Она была теплой, и сквозь рубашку он чувствовал тонкие, выпирающие кости. Это металлический каркас?.. Никак не удавалось осознать, что он держит в объятиях искусную подделку. Скорее уж Эльстер напоминала ему котенка или щенка из тех, кого он подбирал в детстве на улице — тощее, несчастное создание, мгновенно отогревающееся в руках и начинающее оглушительно мурчать или вилять хвостом.

— Ладно, я еще ничего не сделал, — неловко сказал он, отстраняясь.

— Ты первый, кто пообещал мне что-то правда хорошее. А можно еще кофе? У вас его так варят, я никогда не пробовала такой вкусный…

— Можно, — улыбнулся Уолтер, отчетливо понимая, что веревки из него будут вить до старости.

Ему все равно нужно было сказать Хенрику, что он отправляется в путешествие.

Глава 4. О тех, кто просыпается, и тех, кто засыпает

Уолтер сидел в глубоком кресле, обитом изумрудным бархатом, и пытался читать книгу. Кажется, это был старый трактат о Спящем. Черный осенний вечер Альбиона прилипал к оконным стеклам плотным туманом с запахом машинного масла и гари.

В камине, рядом с которым стояло кресло, тлели дрова янтарного дерева. Эта древесина не только горела долго и ровно, но и, сгорая, источала сильный медовый запах. Уолтер редко распоряжался топить янтарным деревом, обходясь простыми сосновыми поленьями, но в этот вечер туман за окном пах особенно резко, к тому же ему хотелось покоя. Некстати вспомнилась рыжая Джейн Бродовски, так страстно шептавшая ему о вечной любви. Хотелось напиться, но даже алкоголь в этих стенах не приносил избавления. Поместье Вудчестер было готическим особняком, почти век простоявшим недостроенным. Джефри Говард, предок Уолтера, имевший притязания на альбионский престол, начал строить себе резиденцию, но был отравлен более прозорливым кандидатом, Морном Сеймуром, который утонул при невыясненных обстоятельствах спустя пару месяцев. Наследник Джефри, Стивен Говард, был известным на всю страну богословом и не вложил в поместье ни одной монеты. Следующий Гордон оказался скрягой, и только Питер, далекий от политических амбиций, религии и бесконечного бухгалтерского учета наконец-то достроил Вудчестер. Въехав в него вместе с молодой женой и тремя детьми, он прожил в поместье целый год, а потом повесился в своей комнате, навсегда поселив свой призрак в мрачных коридорах.

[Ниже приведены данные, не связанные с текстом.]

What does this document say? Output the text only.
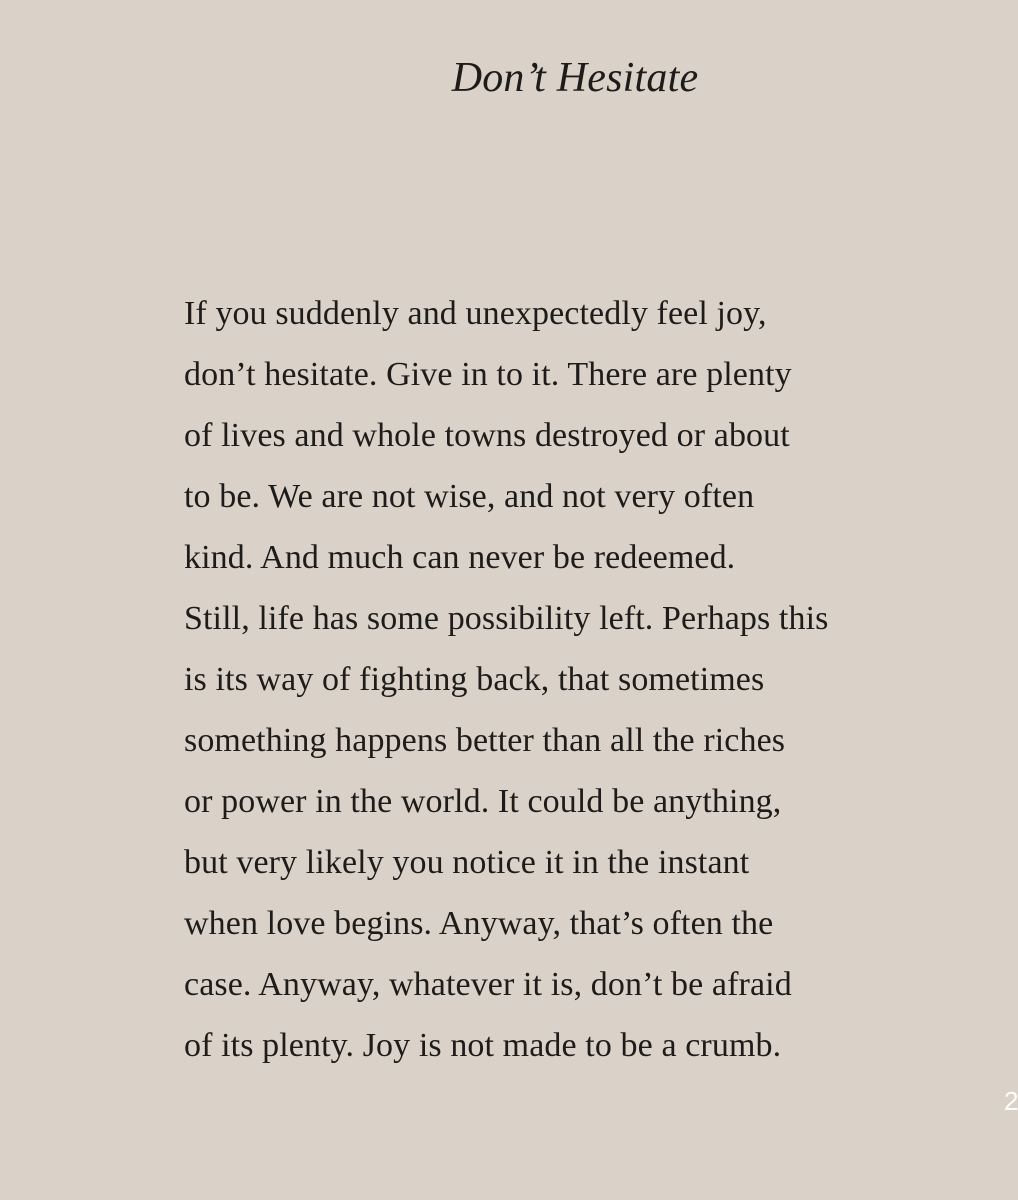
Don’t Hesitate
If you suddenly and unexpectedly feel joy,
don’t hesitate. Give in to it. There are plenty
of lives and whole towns destroyed or about
to be. We are not wise, and not very often
kind. And much can never be redeemed.
Still, life has some possibility left. Perhaps this
is its way of fighting back, that sometimes
something happens better than all the riches
or power in the world. It could be anything,
but very likely you notice it in the instant
when love begins. Anyway, that’s often the
case. Anyway, whatever it is, don’t be afraid
of its plenty. Joy is not made to be a crumb.
2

Уолтер не верил в призраков, но в Вудчестере ему всегда было неуютно. Сегодня, пожалуй, особенно неуютно.



Ни янтарные поленья, ни заумные кружева слов трактата не могли отвлечь его от мрачных мыслей. Джек пропал неделю назад. Отец ничего не ел все это время, но дисциплинированно спускался к завтраку, обеду и ужину, чтобы сидеть перед полными теплыми фарфоровыми тарелками и молчать. Церемониал был в семье Говардов превыше всего. Уолтеру в такой обстановке кусок не лез в горло. Он пытался поговорить с отцом, но тот отмалчивался или отвечал односложно и невпопад. Иногда Уолтер замечал, что отец, не отрываясь, смотрит на его лицо. Тогда он впервые задумался о том, чтобы начать носить очки. У них с Джеком были одинаковые ярко-зеленые глаза. Отец просто тосковал по его брату и тревожился за него, ища на лице второго сына тень первого.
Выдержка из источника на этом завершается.